Baca juga: Peran Thomas Edward Lawrence (Orang) Inggris di Balik Lahirnya Arab Saudi dan Kehancuran Kekhalifahan Turki Utsmani 

Hal itu rupanya adalah strategi lain dari Inggris. Iming-iming untuk Sharif Hussein itu sebenarnya cuma akal bulus belaka supaya Inggris memperoleh tambahan kekuatan untuk melawan Turki Ottoman saat perang dunia 1. Hal itu terbukti melalui surat-surat yang menunjukkan negosiasi ini disebut Korespondensi McMahon-Hussein, karena Sharif Hussein berbalas pesan dengan Komisaris Tinggi Inggris di Mesir, Sir Henry McMahon.

Pasukan berkuda Arab dipimpin oleh Pangeran Faishal bin Syarif Husain dan agen intelijen Inggris, Lawrence of Arabia, menyerbu pasukan Turki Utsmani di wilayah Jabal Druz, Baklabak, dan Ma’an. Musthafa Kamal Pasha, Panglima Pasukan Divisi VII Turki Utsmani, telah menjalin kesepakatan rahasia dengan Inggris.
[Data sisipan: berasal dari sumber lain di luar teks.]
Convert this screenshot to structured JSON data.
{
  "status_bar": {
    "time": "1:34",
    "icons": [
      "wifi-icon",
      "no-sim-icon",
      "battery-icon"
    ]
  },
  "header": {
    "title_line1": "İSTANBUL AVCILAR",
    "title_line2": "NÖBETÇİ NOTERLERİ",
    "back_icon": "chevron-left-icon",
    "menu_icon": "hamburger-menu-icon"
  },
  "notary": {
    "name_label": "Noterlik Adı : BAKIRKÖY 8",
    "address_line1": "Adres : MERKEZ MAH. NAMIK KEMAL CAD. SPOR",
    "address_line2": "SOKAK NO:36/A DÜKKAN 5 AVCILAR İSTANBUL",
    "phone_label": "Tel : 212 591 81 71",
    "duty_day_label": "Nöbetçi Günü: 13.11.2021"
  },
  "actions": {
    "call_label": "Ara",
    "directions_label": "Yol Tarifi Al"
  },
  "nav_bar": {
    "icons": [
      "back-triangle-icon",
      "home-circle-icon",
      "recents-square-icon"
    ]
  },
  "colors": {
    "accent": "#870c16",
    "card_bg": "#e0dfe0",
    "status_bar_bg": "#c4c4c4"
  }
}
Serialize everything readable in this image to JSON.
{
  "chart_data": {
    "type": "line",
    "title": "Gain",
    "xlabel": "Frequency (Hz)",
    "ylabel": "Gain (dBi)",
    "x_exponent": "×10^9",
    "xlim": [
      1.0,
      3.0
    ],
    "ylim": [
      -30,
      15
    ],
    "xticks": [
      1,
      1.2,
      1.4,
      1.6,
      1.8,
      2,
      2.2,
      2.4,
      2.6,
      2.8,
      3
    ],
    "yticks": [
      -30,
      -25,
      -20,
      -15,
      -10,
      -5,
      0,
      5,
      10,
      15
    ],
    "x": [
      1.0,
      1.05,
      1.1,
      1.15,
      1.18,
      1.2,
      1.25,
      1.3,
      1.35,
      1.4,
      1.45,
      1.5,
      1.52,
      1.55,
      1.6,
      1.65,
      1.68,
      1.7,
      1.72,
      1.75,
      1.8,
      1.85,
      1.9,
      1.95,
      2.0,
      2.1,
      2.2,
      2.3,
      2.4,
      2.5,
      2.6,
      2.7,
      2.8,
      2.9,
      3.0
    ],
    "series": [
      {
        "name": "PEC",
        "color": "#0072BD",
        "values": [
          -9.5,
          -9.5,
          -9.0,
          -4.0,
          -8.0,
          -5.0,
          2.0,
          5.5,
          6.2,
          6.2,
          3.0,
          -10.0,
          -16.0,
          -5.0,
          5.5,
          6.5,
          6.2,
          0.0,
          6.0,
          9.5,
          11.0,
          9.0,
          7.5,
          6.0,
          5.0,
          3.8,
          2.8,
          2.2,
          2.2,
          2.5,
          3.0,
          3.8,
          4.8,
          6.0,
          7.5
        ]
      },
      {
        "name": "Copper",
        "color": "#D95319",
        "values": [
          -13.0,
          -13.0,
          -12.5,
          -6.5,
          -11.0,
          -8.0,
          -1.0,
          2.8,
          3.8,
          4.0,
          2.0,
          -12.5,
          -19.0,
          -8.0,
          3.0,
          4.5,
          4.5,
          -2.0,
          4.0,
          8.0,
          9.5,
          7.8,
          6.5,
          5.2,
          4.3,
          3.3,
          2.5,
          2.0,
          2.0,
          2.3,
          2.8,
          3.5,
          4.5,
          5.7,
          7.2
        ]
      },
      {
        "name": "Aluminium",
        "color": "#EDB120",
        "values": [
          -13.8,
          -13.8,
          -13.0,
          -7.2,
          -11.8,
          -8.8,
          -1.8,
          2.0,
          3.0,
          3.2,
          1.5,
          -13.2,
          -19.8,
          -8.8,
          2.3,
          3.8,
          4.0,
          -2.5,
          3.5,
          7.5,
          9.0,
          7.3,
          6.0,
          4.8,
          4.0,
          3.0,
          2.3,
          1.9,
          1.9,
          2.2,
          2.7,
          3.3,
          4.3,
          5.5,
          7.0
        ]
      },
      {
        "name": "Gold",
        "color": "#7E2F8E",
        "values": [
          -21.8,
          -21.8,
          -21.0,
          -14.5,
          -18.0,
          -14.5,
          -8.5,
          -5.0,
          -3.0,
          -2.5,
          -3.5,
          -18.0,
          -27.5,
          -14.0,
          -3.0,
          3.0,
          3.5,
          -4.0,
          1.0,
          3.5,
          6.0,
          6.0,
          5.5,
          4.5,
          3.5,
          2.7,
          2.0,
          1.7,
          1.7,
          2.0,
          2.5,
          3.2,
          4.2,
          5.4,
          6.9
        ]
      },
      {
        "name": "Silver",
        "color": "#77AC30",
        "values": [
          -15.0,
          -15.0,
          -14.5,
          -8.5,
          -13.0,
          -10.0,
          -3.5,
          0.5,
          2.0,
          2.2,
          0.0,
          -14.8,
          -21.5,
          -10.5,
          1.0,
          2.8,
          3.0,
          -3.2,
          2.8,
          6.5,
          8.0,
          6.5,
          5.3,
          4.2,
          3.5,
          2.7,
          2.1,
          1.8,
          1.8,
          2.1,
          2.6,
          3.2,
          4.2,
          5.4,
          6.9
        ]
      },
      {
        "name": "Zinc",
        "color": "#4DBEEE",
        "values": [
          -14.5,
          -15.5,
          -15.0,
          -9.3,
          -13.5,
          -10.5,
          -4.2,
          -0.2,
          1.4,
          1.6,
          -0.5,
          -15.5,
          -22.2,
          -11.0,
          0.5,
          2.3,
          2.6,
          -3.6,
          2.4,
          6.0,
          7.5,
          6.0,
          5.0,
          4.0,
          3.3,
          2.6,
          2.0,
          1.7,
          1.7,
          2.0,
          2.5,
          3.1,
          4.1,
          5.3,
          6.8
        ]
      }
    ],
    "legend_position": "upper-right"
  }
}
Pengkhianatan Musthafa Kamal Pasha membuat pasukan Turki Utsmani yang kelaparan dan kehabisan amunisi di kota Gaza dan Ma’an kewalahan menghadapi serbuan pasukan Arab. Pasukan Turki Utsmani terpaksa ditarik mundur, sehingga kota Gaza dan Ma’an jatuh ke tangan pasukan Arab.


Kemenangan pasukan Arab itu merupakan sebuah kesuksesan besar bagi pasukan Inggris dan Sekutu. Sebab, Palestina jatuh ke tangan pasukan Inggris dan Sekutu tanpa tewasnya seorang pun tentara mereka dalam perang melawan pasukan Turki Utsmani.

Para pembelot Arab ini berhasil mengambil alih beberapa kota besar dari Ottoman. Sementara Inggris bergerak menuju Palestina dan Iraq, mengambil alih kota-kota yang kala itu masih dalam genggaman Ottoman, yakni Aqaba, Baghdad dan Yerusalem. 


Inggris menepati janjinya. Sharif Hussein akhirnya berkuasa penuh di Hejaz dan tidak lagi menjadi bawahan Turki. Setelah meninggal pada 1924, ia digantikan oleh anak tertuanya Pangeran Ali . Sedangkan Pangeran Faisal menjadi penguasa di Irak dan Suriah (dikenal dengan nama Faisal I of Iraqi ) dan anaknya yang lain, Pangeran Abdullah , menjadi penguasa di Jordan (terkenal dengan nama Abdullah I of Jordan ).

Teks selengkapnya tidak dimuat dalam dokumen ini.